New York City is developing a new line of temporary housing for future disasters using shipping containers.
New York City Plans Disaster Housing Project
They emerge unscathed from rough seas and handling, but can those impregnable shipping containers on the waterfront survive 5-year-olds with permanent markers?
New York City’s emergency management office seeks to find better solutions for what to do with those displaced by natural disasters, including units that could be stacked high to maximize space.
As thousands of families left homeless by Hurricane Sandy struggle to find lodging, New York City and federal officials are pushing ahead with plans to develop a new line of temporary housing that could be rolled out quickly for future disasters. Those plans, city officials said, call for using shipping containers, or other types of modular units, that — unlike trailers — could be stacked high to maximize space in a city with little real estate to spare.

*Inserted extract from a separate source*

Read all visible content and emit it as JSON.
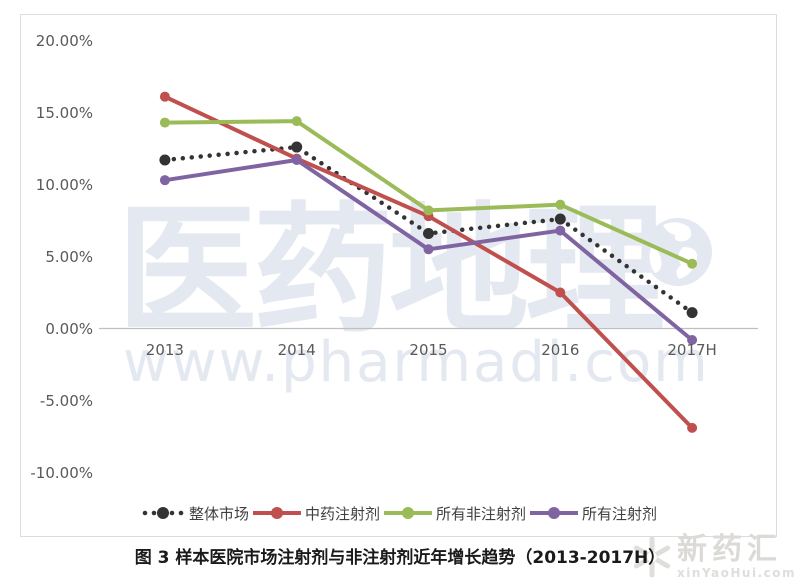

The city’s disaster housing plan, which has been under development for five years and was reported Monday by The New York Observer, would not affect those currently displaced by the storm. They have been scattered across the city in hotels, friends’ homes and vacant apartments.
But in future disasters the city’s plan would seek instead to provide interim housing for many of the affected within their own communities, while their own places are being repaired or rebuilt, said Joseph F. Bruno, commissioner of the city’s Office of Emergency Management. “We’re recreating their community, having people where they live and shop,” he said.